Bonnie, I think it’s so wonderful what you’re doing on your Shape of a Mother website. I wish you enormous success with it – I’m telling my friends to go see it. My single MALE friends.
I’ve looked at all the photos on this website. I think I fall somewhere in the middle as far as the “bounce-back” goes, a couple of the photos made me pout with envy but mostly I just felt an amazing kinship with all the other bared bellies. I barely remember what my stomach looked like before I had kids. I saw a “belly shot” of myself at five months pregnant with OldestKid, and I laughed my butt off. My stomach was flatter in that picture than it is today, almost twenty-three months after YoungestKid was born. No stretch marks yet, either. It made me whimper just a little.
I don’t mind the belly itself so much. The stretchmarks – I don’t even think about them anymore. I got them on my stomach, my breasts, my thighs. They aren’t that bad, they’re basically flesh toned, and at this point they just happen to be a part of me, like my brown eyes or my short fingers or my fantastic legs. The love-handles (love handles, for pete’s sake!), the skin- sag, the pretty much completely horrifying scrotal-foldover when I bend down … those make me feel indignant. They are not supposed to be there! I mean, maybe they’re supposed to be there, but probably just for other women and NOT me – the fact that I have them was obviously a total oversight on nature’s part. I still have my linnea negra, too, at twenty-three months post-partum, but I just think that’s cute. What’s the deal with my belly button changing shape, though? That’s not cute or hateful, it’s just weird. One thing I do love about my post-partum body is my newly aquired butt – it’s not a lot, but it’s more than I used to have and hey! It doesn’t hurt to sit down anymore.
All that stuff can pretty much be covered up by a properly fitting pair of pants and a shirt that’s an appropriate length. Not such a big deal – except the part where I’m a single mom now and have been in a couple of relationships by this point. The first time I was naked in front of a man besides my ex-husband, I actually apologized. For my own body. I shook, I blushed, I said, “I’m sorry… I had kids.” He was beautiful, he said, “Don’t you ever act ashamed in front of me. You have nothing to be ashamed of.” He kissed my belly. He kissed my stretch marks. A funny thing happened when I found a man who really cared about me, who insisted I was beautiful and insisted I believe it too – I became pretty comfortably with my body. Believe me, indignant is a good step up from out-and-out loathing. I find it ironic that I was always so ashamed of my postpartum body in front of my husband, who knew and loved my body before and after I bore his children, and now I don’t think twice about wearing a bikini. An actual bikini! In front of people!

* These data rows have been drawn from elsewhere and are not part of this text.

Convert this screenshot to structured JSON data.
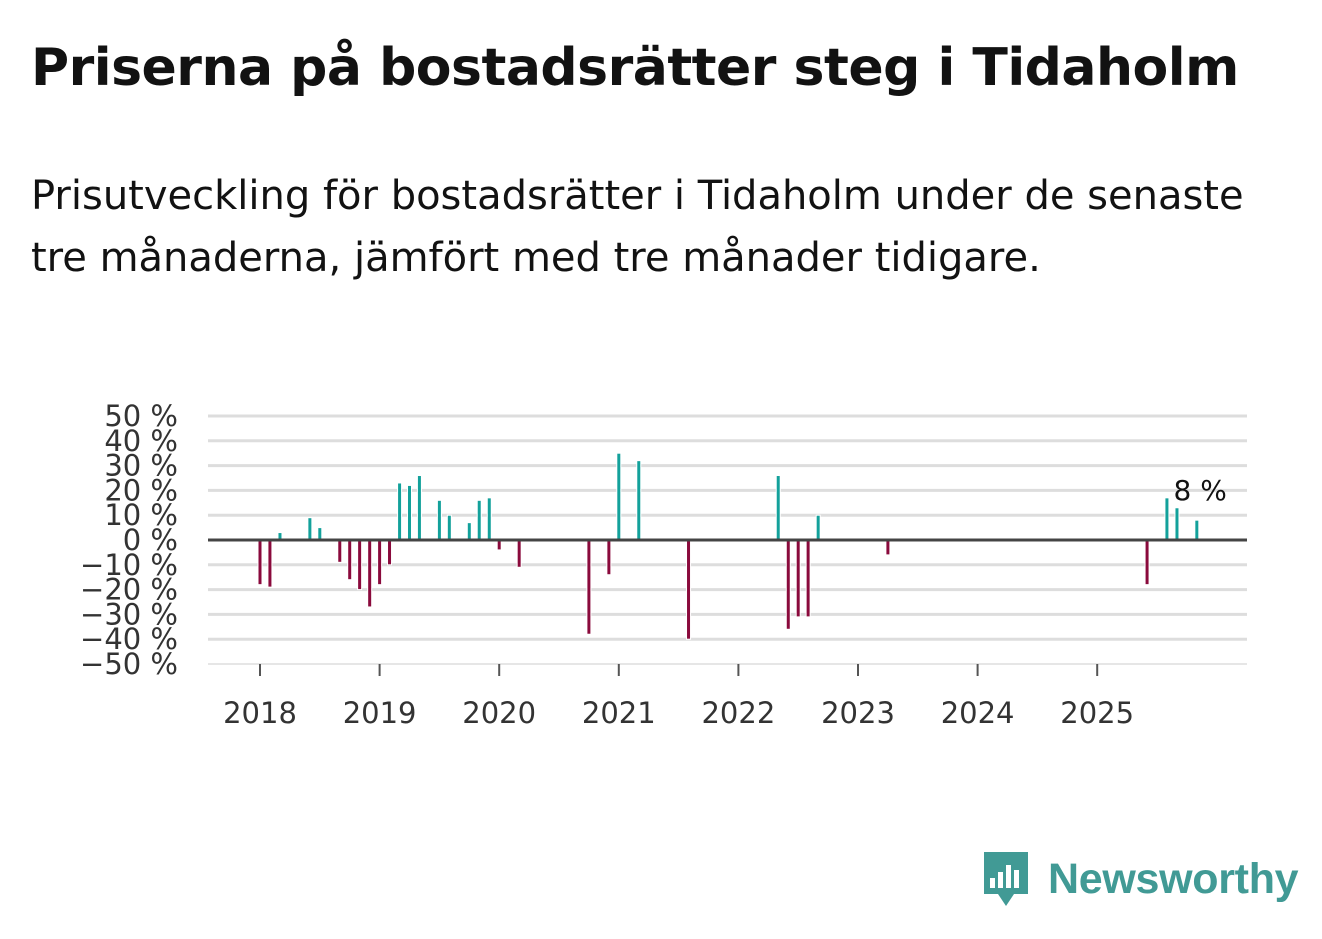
{
  "title": "Priserna på bostadsrätter steg i Tidaholm",
  "subtitle": "Prisutveckling för bostadsrätter i Tidaholm under de senaste tre månaderna, jämfört med tre månader tidigare.",
  "logo": {
    "text": "Newsworthy"
  },
  "colors": {
    "positive": "#13a19b",
    "negative": "#8a0a3c",
    "grid": "#dddddd",
    "zero_line": "#444444",
    "brand": "#419a95"
  },
  "chart_data": {
    "type": "bar",
    "title": "Priserna på bostadsrätter steg i Tidaholm",
    "xlabel": "",
    "ylabel": "",
    "ylim": [
      -50,
      50
    ],
    "y_ticks": [
      50,
      40,
      30,
      20,
      10,
      0,
      -10,
      -20,
      -30,
      -40,
      -50
    ],
    "y_tick_labels": [
      "50 %",
      "40 %",
      "30 %",
      "20 %",
      "10 %",
      "0 %",
      "−10 %",
      "−20 %",
      "−30 %",
      "−40 %",
      "−50 %"
    ],
    "x_ticks": [
      2018,
      2019,
      2020,
      2021,
      2022,
      2023,
      2024,
      2025
    ],
    "x_tick_labels": [
      "2018",
      "2019",
      "2020",
      "2021",
      "2022",
      "2023",
      "2024",
      "2025"
    ],
    "x_range": [
      2017.6,
      2026.3
    ],
    "grid": true,
    "annotation": {
      "text": "8 %"
    },
    "series": [
      {
        "name": "Prisutveckling",
        "points": [
          {
            "x": 2018.0,
            "value": -18
          },
          {
            "x": 2018.083,
            "value": -19
          },
          {
            "x": 2018.167,
            "value": 3
          },
          {
            "x": 2018.417,
            "value": 9
          },
          {
            "x": 2018.5,
            "value": 5
          },
          {
            "x": 2018.667,
            "value": -9
          },
          {
            "x": 2018.75,
            "value": -16
          },
          {
            "x": 2018.833,
            "value": -20
          },
          {
            "x": 2018.917,
            "value": -27
          },
          {
            "x": 2019.0,
            "value": -18
          },
          {
            "x": 2019.083,
            "value": -10
          },
          {
            "x": 2019.167,
            "value": 23
          },
          {
            "x": 2019.25,
            "value": 22
          },
          {
            "x": 2019.333,
            "value": 26
          },
          {
            "x": 2019.5,
            "value": 16
          },
          {
            "x": 2019.583,
            "value": 10
          },
          {
            "x": 2019.75,
            "value": 7
          },
          {
            "x": 2019.833,
            "value": 16
          },
          {
            "x": 2019.917,
            "value": 17
          },
          {
            "x": 2020.0,
            "value": -4
          },
          {
            "x": 2020.167,
            "value": -11
          },
          {
            "x": 2020.75,
            "value": -38
          },
          {
            "x": 2020.917,
            "value": -14
          },
          {
            "x": 2021.0,
            "value": 35
          },
          {
            "x": 2021.167,
            "value": 32
          },
          {
            "x": 2021.583,
            "value": -40
          },
          {
            "x": 2022.333,
            "value": 26
          },
          {
            "x": 2022.417,
            "value": -36
          },
          {
            "x": 2022.5,
            "value": -31
          },
          {
            "x": 2022.583,
            "value": -31
          },
          {
            "x": 2022.667,
            "value": 10
          },
          {
            "x": 2023.25,
            "value": -6
          },
          {
            "x": 2025.417,
            "value": -18
          },
          {
            "x": 2025.583,
            "value": 17
          },
          {
            "x": 2025.667,
            "value": 13
          },
          {
            "x": 2025.833,
            "value": 8
          }
        ]
      }
    ]
  }
}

I remember a few years ago when a truly beautiful friend of yours and mine got her belly button pierced, after having two kids, and I was horrified at the very thought of lifting my shirt and showing a complete stranger my belly in all it’s striped, saggy glory. “I would NEVER be able to do that,” I gasped. I’d had it done when I was sixteen, but that was when my tummy was CUTE. Three months ago, with three of my (single, male) friends looking on, I lifted my shirt and got my navel re-pierced by a (single, male, utterly edible) total stranger. It hurt for a split-second, but what I felt more than the pain was a sense of vindication. I won’t find my body shameful anymore.